Agreed, I would be able to state things with certainty if I knew how the actual algorithm works. I can only base my things on the Glicko paper, which does allow for the points I provided, but doesn’t give me any insight in how the site works, of course.
However, there is not so much leeway in implementing a Glicko-2 rating system. The only values that are ought to be changed, are the size of the rating periods and the volatility constant. The rest is basically pseudo-code for the algorithm itself. Unless the “OGS god” has a degree in numerical methods and thought the algorithm could be improved, I doubt that the algorithm itself has been changed. (but this is once again a complete guess, based on the idea that developers aren’t evil goblins)
This is very difficult, if not impossible, with Glicko, as it is not know beforehand in which period you finish the game, what the ranks / deviations of the two players are at the end of the game and it depends on the other games played by the other opponents of both players in the same rating period.
I wrote and meant exactly “how much your rank changed” and not “how much your rank would change”. After the game is finished it’s as simple as comparing two numbers. But it would allow for people who play tons of games see all weird things Glicko does + maybe some kind of common irregularities.
OGS is not very transparent. Try finding out what counts as live and what as blitz. Not trivial at all.
I don’t think corr, live, and blitz are weighted differently, are they? When I talked about blitz I was referring to how it’s both easier to surmount a strength difference and quicker to finish a large amount of games, resulting in a significant compound effect.
That’s all I can do, too… guessing… but it isn’t very scientific, is it?
I really appreciate everybody’s effort to guess and justify, but my logic mind would prefer solid data.
As an example when are batches of games recalculated? The first of month? When it’s full moon? On a random basis? This could help to check changes.

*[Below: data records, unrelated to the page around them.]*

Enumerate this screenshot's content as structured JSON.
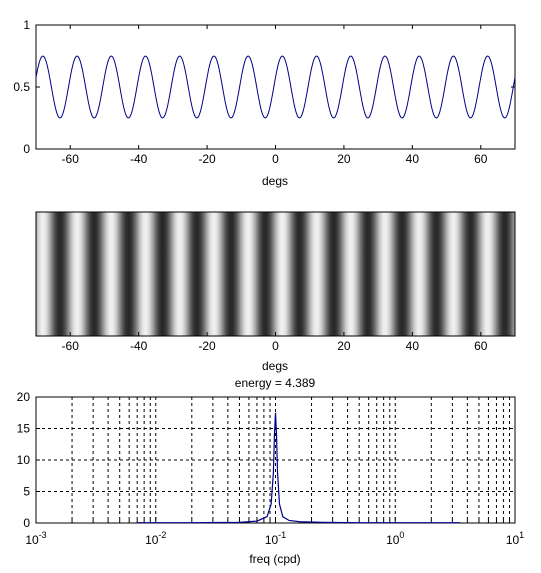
{
  "chart_data": [
    {
      "type": "line",
      "xlabel": "degs",
      "ylabel": "",
      "xlim": [
        -70,
        70
      ],
      "ylim": [
        0,
        1
      ],
      "xticks": [
        -60,
        -40,
        -20,
        0,
        20,
        40,
        60
      ],
      "yticks": [
        0,
        0.5,
        1
      ],
      "xtick_labels": [
        "-60",
        "-40",
        "-20",
        "0",
        "20",
        "40",
        "60"
      ],
      "ytick_labels": [
        "0",
        "0.5",
        "1"
      ],
      "grid": false,
      "line_color": "#00008b",
      "series": [
        {
          "function": "0.5 + 0.25*cos(2*pi*0.1*(x - 2))",
          "mean": 0.5,
          "amplitude": 0.25,
          "frequency_cpd": 0.1,
          "phase_deg": 2
        }
      ]
    },
    {
      "type": "heatmap",
      "xlabel": "degs",
      "xlim": [
        -70,
        70
      ],
      "xticks": [
        -60,
        -40,
        -20,
        0,
        20,
        40,
        60
      ],
      "xtick_labels": [
        "-60",
        "-40",
        "-20",
        "0",
        "20",
        "40",
        "60"
      ],
      "colormap": "gray",
      "pattern": "vertical sinusoidal grating",
      "frequency_cpd": 0.1,
      "mean": 0.5,
      "amplitude": 0.25
    },
    {
      "type": "line",
      "title": "energy = 4.389",
      "xlabel": "freq (cpd)",
      "xscale": "log",
      "xlim": [
        0.001,
        10
      ],
      "ylim": [
        0,
        20
      ],
      "yticks": [
        0,
        5,
        10,
        15,
        20
      ],
      "ytick_labels": [
        "0",
        "5",
        "10",
        "15",
        "20"
      ],
      "xtick_labels": [
        {
          "base": "10",
          "exp": "-3"
        },
        {
          "base": "10",
          "exp": "-2"
        },
        {
          "base": "10",
          "exp": "-1"
        },
        {
          "base": "10",
          "exp": "0"
        },
        {
          "base": "10",
          "exp": "1"
        }
      ],
      "grid": true,
      "line_color": "#00008b",
      "series": [
        {
          "x": [
            0.007,
            0.02,
            0.05,
            0.07,
            0.085,
            0.092,
            0.096,
            0.098,
            0.1,
            0.102,
            0.104,
            0.108,
            0.115,
            0.13,
            0.16,
            0.25,
            0.5,
            1,
            2,
            3.5
          ],
          "y": [
            0.05,
            0.05,
            0.1,
            0.3,
            1.0,
            3.0,
            8.0,
            14.0,
            17.5,
            14.0,
            8.0,
            3.0,
            1.0,
            0.4,
            0.2,
            0.1,
            0.05,
            0.05,
            0.05,
            0.05
          ]
        }
      ]
    }
  ]
}
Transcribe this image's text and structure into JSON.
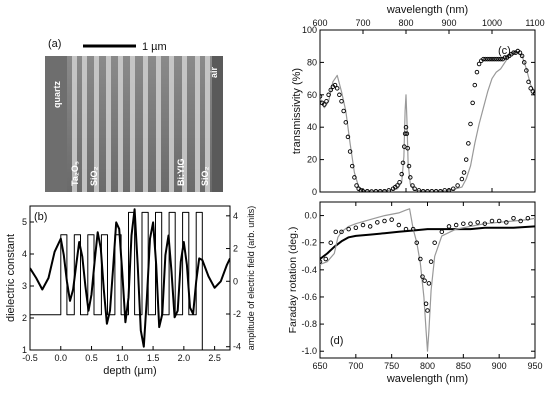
{
  "panel_a": {
    "label": "(a)",
    "scalebar_label": "1 µm",
    "layers": {
      "quartz": "quartz",
      "air": "air",
      "ta2o5": "Ta₂O₅",
      "sio2_left": "SiO₂",
      "biyig": "Bi:YIG",
      "sio2_right": "SiO₂"
    }
  },
  "chart_data": [
    {
      "id": "b",
      "type": "line",
      "label": "(b)",
      "xlabel": "depth (µm)",
      "ylabel_left": "dielectric constant",
      "ylabel_right": "amplitude of electric field (arb. units)",
      "xlim": [
        -0.5,
        2.75
      ],
      "xticks": [
        -0.5,
        0.0,
        0.5,
        1.0,
        1.5,
        2.0,
        2.5
      ],
      "ylim_left": [
        1,
        5.5
      ],
      "yticks_left": [
        1,
        2,
        3,
        4,
        5
      ],
      "ylim_right": [
        -4.2,
        4.6
      ],
      "yticks_right": [
        -4,
        -2,
        0,
        2,
        4
      ],
      "series": [
        {
          "axis": "left",
          "style": "steps",
          "x": [
            -0.5,
            0.0,
            0.0,
            0.1,
            0.1,
            0.22,
            0.22,
            0.32,
            0.32,
            0.44,
            0.44,
            0.54,
            0.54,
            0.66,
            0.66,
            0.76,
            0.76,
            0.88,
            0.88,
            0.98,
            0.98,
            1.1,
            1.1,
            1.2,
            1.2,
            1.32,
            1.32,
            1.42,
            1.42,
            1.54,
            1.54,
            1.64,
            1.64,
            1.76,
            1.76,
            1.86,
            1.86,
            1.98,
            1.98,
            2.08,
            2.08,
            2.2,
            2.2,
            2.3,
            2.3,
            2.75
          ],
          "y": [
            2.1,
            2.1,
            4.6,
            4.6,
            2.1,
            2.1,
            4.6,
            4.6,
            2.1,
            2.1,
            4.6,
            4.6,
            2.1,
            2.1,
            4.6,
            4.6,
            2.1,
            2.1,
            4.6,
            4.6,
            2.1,
            2.1,
            5.3,
            5.3,
            2.1,
            2.1,
            5.3,
            5.3,
            2.1,
            2.1,
            5.3,
            5.3,
            2.1,
            2.1,
            5.3,
            5.3,
            2.1,
            2.1,
            5.3,
            5.3,
            2.1,
            2.1,
            5.3,
            5.3,
            1.0,
            1.0
          ]
        },
        {
          "axis": "right",
          "style": "thick",
          "x": [
            -0.5,
            -0.4,
            -0.3,
            -0.2,
            -0.1,
            0.0,
            0.05,
            0.1,
            0.15,
            0.2,
            0.25,
            0.3,
            0.35,
            0.4,
            0.45,
            0.5,
            0.55,
            0.6,
            0.65,
            0.7,
            0.75,
            0.8,
            0.85,
            0.9,
            0.95,
            1.0,
            1.05,
            1.1,
            1.15,
            1.2,
            1.25,
            1.3,
            1.35,
            1.4,
            1.45,
            1.5,
            1.55,
            1.6,
            1.65,
            1.7,
            1.75,
            1.8,
            1.85,
            1.9,
            1.95,
            2.0,
            2.05,
            2.1,
            2.15,
            2.2,
            2.25,
            2.3,
            2.4,
            2.5,
            2.6,
            2.7,
            2.75
          ],
          "y": [
            0.8,
            0.2,
            -0.5,
            0.2,
            1.8,
            2.6,
            1.6,
            0.0,
            -1.2,
            -0.5,
            1.0,
            2.4,
            1.5,
            -0.3,
            -1.8,
            -0.8,
            1.2,
            3.0,
            2.0,
            -0.5,
            -2.6,
            -1.8,
            0.8,
            3.6,
            3.2,
            0.5,
            -2.5,
            -1.0,
            2.8,
            4.4,
            1.0,
            -3.0,
            -4.0,
            -1.0,
            2.6,
            3.6,
            1.0,
            -2.8,
            -2.0,
            1.6,
            2.8,
            0.6,
            -2.2,
            -1.8,
            1.2,
            2.4,
            1.0,
            -1.6,
            -2.0,
            0.0,
            1.4,
            1.3,
            0.3,
            -0.4,
            0.0,
            1.0,
            1.4
          ]
        }
      ]
    },
    {
      "id": "c",
      "type": "line",
      "label": "(c)",
      "xlabel": "wavelength (nm)",
      "ylabel": "transmissivity (%)",
      "xlim": [
        600,
        1100
      ],
      "xticks": [
        600,
        700,
        800,
        900,
        1000,
        1100
      ],
      "ylim": [
        0,
        100
      ],
      "yticks": [
        0,
        20,
        40,
        60,
        80,
        100
      ],
      "series": [
        {
          "style": "gray",
          "x": [
            600,
            610,
            620,
            630,
            640,
            650,
            660,
            670,
            680,
            690,
            700,
            720,
            760,
            780,
            790,
            795,
            798,
            800,
            802,
            805,
            810,
            820,
            860,
            900,
            930,
            940,
            950,
            960,
            970,
            980,
            990,
            1000,
            1010,
            1020,
            1030,
            1040,
            1050,
            1060,
            1070,
            1080,
            1090,
            1100
          ],
          "y": [
            58,
            52,
            56,
            68,
            72,
            62,
            50,
            30,
            12,
            3,
            1,
            0.5,
            1,
            2,
            6,
            22,
            50,
            60,
            45,
            18,
            5,
            1,
            0.5,
            0.8,
            3,
            8,
            16,
            30,
            42,
            52,
            62,
            70,
            74,
            76,
            80,
            84,
            86,
            86,
            84,
            76,
            66,
            62
          ]
        },
        {
          "style": "circles",
          "x": [
            600,
            605,
            610,
            615,
            620,
            625,
            630,
            635,
            640,
            645,
            650,
            655,
            660,
            665,
            670,
            675,
            680,
            685,
            690,
            695,
            700,
            710,
            720,
            730,
            740,
            750,
            760,
            770,
            775,
            780,
            785,
            790,
            793,
            796,
            798,
            800,
            802,
            804,
            807,
            810,
            815,
            820,
            830,
            840,
            850,
            860,
            870,
            880,
            890,
            900,
            910,
            920,
            930,
            935,
            940,
            945,
            950,
            955,
            960,
            965,
            970,
            975,
            980,
            985,
            990,
            995,
            1000,
            1005,
            1010,
            1015,
            1020,
            1025,
            1030,
            1035,
            1040,
            1045,
            1050,
            1055,
            1060,
            1065,
            1070,
            1075,
            1080,
            1085,
            1090,
            1095,
            1100
          ],
          "y": [
            59,
            55,
            54,
            56,
            60,
            63,
            65,
            66,
            64,
            60,
            56,
            50,
            43,
            34,
            25,
            16,
            9,
            4,
            2,
            1,
            0.5,
            0.5,
            0.3,
            0.5,
            0.5,
            0.5,
            1,
            2,
            3,
            4,
            6,
            11,
            18,
            28,
            36,
            40,
            36,
            27,
            16,
            9,
            4,
            2,
            1,
            0.5,
            0.5,
            0.5,
            0.5,
            0.5,
            1,
            1,
            2,
            4,
            8,
            12,
            20,
            30,
            42,
            55,
            66,
            74,
            79,
            81,
            82,
            82,
            82,
            82,
            82,
            82,
            82,
            82,
            82,
            82,
            83,
            83,
            84,
            85,
            86,
            86,
            87,
            86,
            84,
            80,
            75,
            68,
            64,
            62,
            61
          ]
        }
      ]
    },
    {
      "id": "d",
      "type": "line",
      "label": "(d)",
      "xlabel": "wavelength (nm)",
      "ylabel": "Faraday rotation (deg.)",
      "xlim": [
        650,
        950
      ],
      "xticks": [
        650,
        700,
        750,
        800,
        850,
        900,
        950
      ],
      "ylim": [
        -1.05,
        0.1
      ],
      "yticks": [
        -1.0,
        -0.8,
        -0.6,
        -0.4,
        -0.2,
        0.0
      ],
      "series": [
        {
          "style": "thick",
          "x": [
            650,
            660,
            670,
            680,
            690,
            700,
            720,
            740,
            760,
            780,
            800,
            820,
            840,
            860,
            880,
            900,
            920,
            950
          ],
          "y": [
            -0.32,
            -0.28,
            -0.23,
            -0.19,
            -0.16,
            -0.15,
            -0.14,
            -0.13,
            -0.12,
            -0.11,
            -0.1,
            -0.1,
            -0.1,
            -0.1,
            -0.09,
            -0.09,
            -0.09,
            -0.08
          ]
        },
        {
          "style": "gray",
          "x": [
            650,
            660,
            670,
            675,
            680,
            690,
            700,
            720,
            740,
            760,
            770,
            775,
            780,
            785,
            790,
            795,
            798,
            800,
            802,
            805,
            810,
            820,
            840,
            860,
            880,
            900,
            920,
            940,
            950
          ],
          "y": [
            -0.36,
            -0.34,
            -0.28,
            -0.16,
            -0.12,
            -0.08,
            -0.06,
            -0.03,
            0.0,
            0.02,
            0.04,
            0.05,
            -0.1,
            -0.2,
            -0.35,
            -0.6,
            -0.85,
            -1.0,
            -0.85,
            -0.55,
            -0.3,
            -0.15,
            -0.1,
            -0.08,
            -0.06,
            -0.05,
            -0.04,
            -0.03,
            -0.02
          ]
        },
        {
          "style": "circles",
          "x": [
            650,
            658,
            665,
            672,
            680,
            690,
            700,
            710,
            720,
            730,
            740,
            750,
            760,
            770,
            780,
            785,
            790,
            793,
            796,
            798,
            800,
            802,
            805,
            810,
            820,
            830,
            840,
            850,
            860,
            870,
            880,
            890,
            900,
            910,
            920,
            930,
            940
          ],
          "y": [
            -0.34,
            -0.32,
            -0.2,
            -0.12,
            -0.12,
            -0.1,
            -0.09,
            -0.07,
            -0.08,
            -0.05,
            -0.04,
            -0.03,
            -0.07,
            -0.1,
            -0.1,
            -0.2,
            -0.32,
            -0.45,
            -0.48,
            -0.65,
            -0.7,
            -0.5,
            -0.34,
            -0.2,
            -0.12,
            -0.08,
            -0.07,
            -0.06,
            -0.06,
            -0.05,
            -0.06,
            -0.04,
            -0.04,
            -0.05,
            -0.02,
            -0.04,
            -0.02
          ]
        }
      ]
    }
  ]
}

@GreenAsJade, could you help? You are able to modify the site code, so you should be able to identify the function (i used to call them “subroutines” when I was young) that does this job. Is it possible? Could we look at the code? Perhaps the answers to my doubts are in plain sight and I just don’t know where to look…
Well, the thing is that only the “client” side is open source. So I can read and contribute to the way the site looks, and the interface (buttons, where they are etc) but not to the underlying “fundamental way it works” (aka server side code).
There could be an issue with the way, how OGS calculates the deviation of the players ratings. This results in high fluctuations of the players rank.
I found this, because I wanted to understand Glicko2 in deep and to get a better insight in how OGS implements it.
In the plot below, you can see my rating as shown by OGS in the rating history (upper black line)
and the ratings as calculated by me (upper green line).
The lines on the bottom of the graph are their deviations.
The red lines are a calculation with my implementation, but forcing the deviation to be the same as OGS ones.
As you can see, the green line is much more stable than the OGS rating, while the red line follows OGS, while the deviation of the OGS data is much higher (about 2 times, didn’t calculate the exact number).
I hope this helps to pin down the maybe issue with the unstable ranks. Sorry for the necro.